Citant des préoccupations politiques et idéologiques, les États-Unis se retirent de l’UNESCO en 2026.
TLes États-Unis se retireront une fois de plus de l’Organisation des Nations Unies pour l’éducation, la science et la culture (UNESCO) à la fin de 2026, a confirmé mardi un porte-parole du Département d’État dans un communiqué.
« La participation continue à l’UNESCO n’est pas dans l’intérêt national des États-Unis », a déclaré une porte-parole du Département d’État dans le communiqué, ajoutant également que « l’UNESCO travaille à faire avancer les causes sociales et culturelles de la division et maintient un accent démesuré sur les objectifs de développement durable de l’ONU, un agenda mondialiste et idéologique pour le développement international à Ondds with Our America First Party. »
La déclaration a également cité la décision de l’UNESCO d’admettre la Palestine en tant que membre comme indiquant le sentiment anti-israélien de l’ONU.
L’UNESCO a inclus la Palestine pour la première fois en tant que membre à part entière de l’organisation en 2011. L’administration Obama a réduit le financement des États-Unis à l’agence, appliquant une législation qui a obligé les États-Unis à arrêter le financement des agences des Nations Unies qui comprenaient la Palestine, et la première administration Trump a quitté l’UNESCO en 2017. L’administration de Biden a rejoint l’UNESCO en 2023.

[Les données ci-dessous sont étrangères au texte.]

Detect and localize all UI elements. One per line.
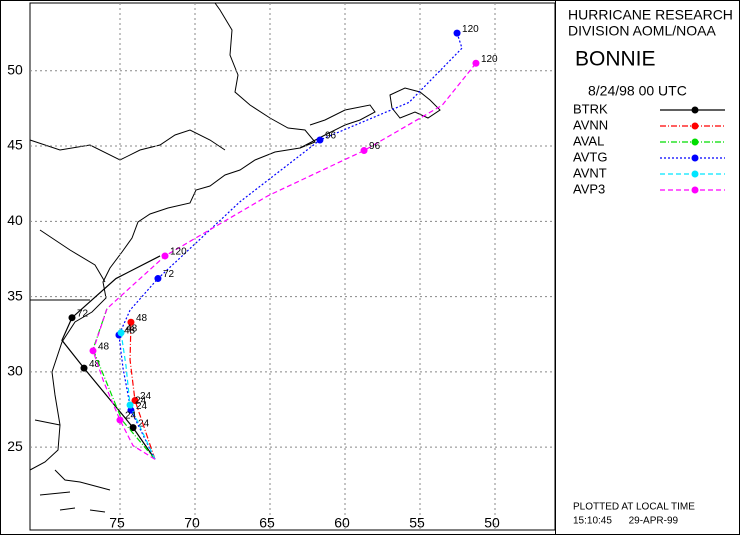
hour-label: 120 bbox=[462, 24, 479, 35]
hour-label: 120 bbox=[481, 54, 498, 65]
track-point bbox=[129, 424, 137, 432]
track-point bbox=[154, 275, 162, 283]
track-point bbox=[68, 314, 76, 322]
track-point bbox=[472, 59, 480, 67]
coast bbox=[29, 129, 226, 161]
coast bbox=[29, 2, 316, 471]
hour-label: 72 bbox=[77, 308, 89, 319]
hour-label: 24 bbox=[135, 396, 147, 407]
hour-label: 24 bbox=[140, 391, 152, 402]
legend-label: AVNT bbox=[573, 165, 607, 180]
track-point bbox=[161, 252, 169, 260]
legend-label: BTRK bbox=[573, 101, 608, 116]
title-line: HURRICANE RESEARCH bbox=[568, 7, 733, 23]
y-tick-label: 35 bbox=[7, 287, 23, 303]
track-point bbox=[117, 329, 125, 337]
storm-name: BONNIE bbox=[575, 48, 656, 71]
track-point bbox=[316, 136, 324, 144]
legend-marker bbox=[691, 138, 699, 146]
hour-label: 24 bbox=[138, 418, 150, 429]
coastline bbox=[29, 2, 441, 513]
x-tick-label: 70 bbox=[184, 515, 200, 531]
title-line: DIVISION AOML/NOAA bbox=[568, 23, 716, 39]
legend-marker bbox=[691, 154, 699, 162]
x-tick-label: 75 bbox=[109, 515, 125, 531]
footer: PLOTTED AT LOCAL TIME bbox=[573, 502, 695, 513]
legend-marker bbox=[691, 122, 699, 130]
track-line bbox=[92, 308, 156, 460]
legend-marker bbox=[691, 106, 699, 114]
track-point bbox=[131, 397, 139, 405]
hour-label: 48 bbox=[89, 359, 101, 370]
track-line bbox=[92, 62, 477, 460]
y-tick-label: 30 bbox=[7, 363, 23, 379]
y-tick-label: 25 bbox=[7, 438, 23, 454]
hour-label: 48 bbox=[98, 341, 110, 352]
track-point bbox=[80, 364, 88, 372]
legend-label: AVAL bbox=[573, 133, 604, 148]
track-point bbox=[453, 29, 461, 37]
x-tick-label: 65 bbox=[259, 515, 275, 531]
track-point bbox=[89, 347, 97, 355]
legend-marker bbox=[691, 186, 699, 194]
y-tick-label: 40 bbox=[7, 212, 23, 228]
track-line bbox=[120, 332, 156, 460]
legend-label: AVNN bbox=[573, 117, 608, 132]
x-tick-label: 50 bbox=[484, 515, 500, 531]
hour-label: 48 bbox=[136, 313, 148, 324]
hour-label: 120 bbox=[170, 247, 187, 258]
coast bbox=[39, 469, 111, 513]
track-point bbox=[127, 318, 135, 326]
x-tick-label: 60 bbox=[334, 515, 350, 531]
coast bbox=[30, 229, 106, 426]
subtitle: 8/24/98 00 UTC bbox=[588, 83, 687, 99]
x-tick-label: 55 bbox=[409, 515, 425, 531]
coast bbox=[389, 87, 441, 119]
hour-label: 48 bbox=[124, 326, 136, 337]
hour-label: 24 bbox=[125, 411, 137, 422]
hour-label: 96 bbox=[369, 141, 381, 152]
plot-border bbox=[29, 2, 556, 531]
hour-label: 96 bbox=[325, 131, 337, 142]
y-tick-label: 50 bbox=[7, 61, 23, 77]
track-point bbox=[116, 416, 124, 424]
legend-label: AVP3 bbox=[573, 181, 605, 196]
hour-label: 24 bbox=[136, 401, 148, 412]
track-line bbox=[129, 322, 156, 460]
track-point bbox=[360, 147, 368, 155]
legend-marker bbox=[691, 170, 699, 178]
track-point bbox=[126, 401, 134, 409]
legend-label: AVTG bbox=[573, 149, 607, 164]
hour-label: 72 bbox=[163, 269, 175, 280]
footer: 15:10:45 29-APR-99 bbox=[573, 516, 679, 527]
y-tick-label: 45 bbox=[7, 137, 23, 153]
coast bbox=[299, 104, 376, 149]
hour-label: 48 bbox=[126, 323, 138, 334]
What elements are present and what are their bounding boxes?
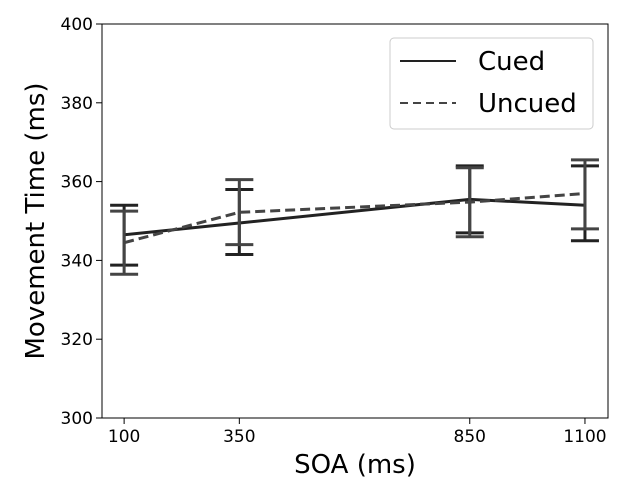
series-layer bbox=[110, 158, 599, 276]
y-tick-label: 300 bbox=[61, 409, 93, 429]
y-tick-label: 340 bbox=[61, 251, 93, 271]
y-axis-title: Movement Time (ms) bbox=[21, 82, 51, 359]
x-tick-label: 100 bbox=[108, 427, 140, 447]
y-tick-label: 360 bbox=[61, 173, 93, 193]
legend-label-uncued: Uncued bbox=[478, 89, 577, 119]
x-tick-label: 850 bbox=[454, 427, 486, 447]
y-tick-label: 400 bbox=[61, 15, 93, 35]
series-line-cued bbox=[123, 197, 586, 237]
x-tick-label: 1100 bbox=[563, 427, 606, 447]
y-tick-label: 320 bbox=[61, 330, 93, 350]
legend-label-cued: Cued bbox=[478, 47, 545, 77]
x-tick-label: 350 bbox=[223, 427, 255, 447]
y-tick-label: 380 bbox=[61, 94, 93, 114]
plot-frame bbox=[101, 23, 609, 419]
axis-layer: 100 350 850 1100 300 320 340 360 380 400 bbox=[61, 15, 607, 447]
legend: Cued Uncued bbox=[389, 37, 594, 130]
series-line-uncued bbox=[123, 191, 586, 245]
x-axis-title: SOA (ms) bbox=[294, 450, 416, 480]
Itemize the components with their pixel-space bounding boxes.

Bien que les États-Unis aient cessé de financer l’UNESCO en 2011 et quitté l’organisation entièrement en 2017, l’agence a désigné cinq sites aux États-Unis aux États-Unis Liste du patrimoine mondial– Le plus récemment en 2023, lorsque les terrassements de terrassement de Hopewell ont été ajoutés. Les autres sites inclus pendant que le financement a été suspendu comprend le 20e siècle Architecture de Frank Lloyd Wright, des missions de San Antonio, des colonies de l’église morave et des terrassements monumentaux de la pauvreté.
Les États-Unis n’avaient aucun site ajouté à la liste du patrimoine mondial entre 1995 et 2010.
La désignation en tant que site du patrimoine mondial apporte une publicité supplémentaire et suscite l’intérêt des voyageurs américains et étrangers. Vingt-six sites ont été ajoutés en 2025bien qu’aucune des nouvelles inscriptions de cette année n’ait été aux États-Unis. Les désignations du patrimoine mondial sont souvent utilisées dans le matériel de marketing par des entreprises de voyage pour promouvoir les sites répertoriés comme des destinations de voyage.
La contribution américaine à l’UNESCO devrait être de 75 millions de dollars pour 2025, soit environ 8% du budget total de l’agence. L’UNESCO a réduit sa dépendance à l’égard du financement américain ces dernières années. L’agence gère des programmes éducatifs, promeut l’éducation sexuelle, l’alphabétisation, l’eau propre et l’égalité des femmes. Après les déficits budgétaires causés par le retrait américain, l’agence a trouvé des sources de revenus allant des autres États membres de l’ONU aux dons privés pour faire la différence.
C’est la troisième fois que les États-Unis se retirent de l’UNESCO depuis la création de l’agence en 1945. L’administration Reagan également a tiré l’appartenance américaine à l’agence en 1984. À ce moment-là, l’administration a contesté les activités politiques de l’agence, comme une interdiction temporaire de la participation d’Israël et des coûts de balon de la gestion de sa bureaucratie. L’administration George W. Bush a rejoint l’UNESCO en 2003.
Pendant les deux retraits de l’UNESCO, les États-Unis sont restés un observateur non membre.
En plus de l’UNESCO, l’administration Trump a mis fin aux membres américains de l’Organisation mondiale de la santé (OMS) dans les heures suivant l’inauguration en janvier. Le mois suivant, il a mis fin à la participation au Conseil des droits de l’homme des Nations Unies (CDH), citant les préjugés anti-israéliens par l’agence, un poste occupant des dirigeants des deux parties.
Les autres sites du patrimoine mondial de l’UNESCO aux États-Unis comprennent le parc national de Taos Pueblo, Carlsbad Caverns, la réserve marine à Hawai’i appelée Papahānaumokuākea, le parc national des volcans d’Hawaï, la statue de Liberty et plusieurs paries nationales, notamment Yosemite, Olympic Cave, Great Swing, Everglades, Grand Canyon, Yellowstone, et la Grande Cave Mammoth.
Les sites du patrimoine mondial peuvent être retirés de la liste s’ils sont détruits ou considérablement dégradés. Les sites n’ont pas été retirés de la liste pour des raisons politiques, telles que l’État membre de l’ONU, les sites sont situés dans un abonnement actif à l’UNESCO, qui n’est pas requis pour que l’agence examine l’ajout ou l’entretien des sites du patrimoine mondial.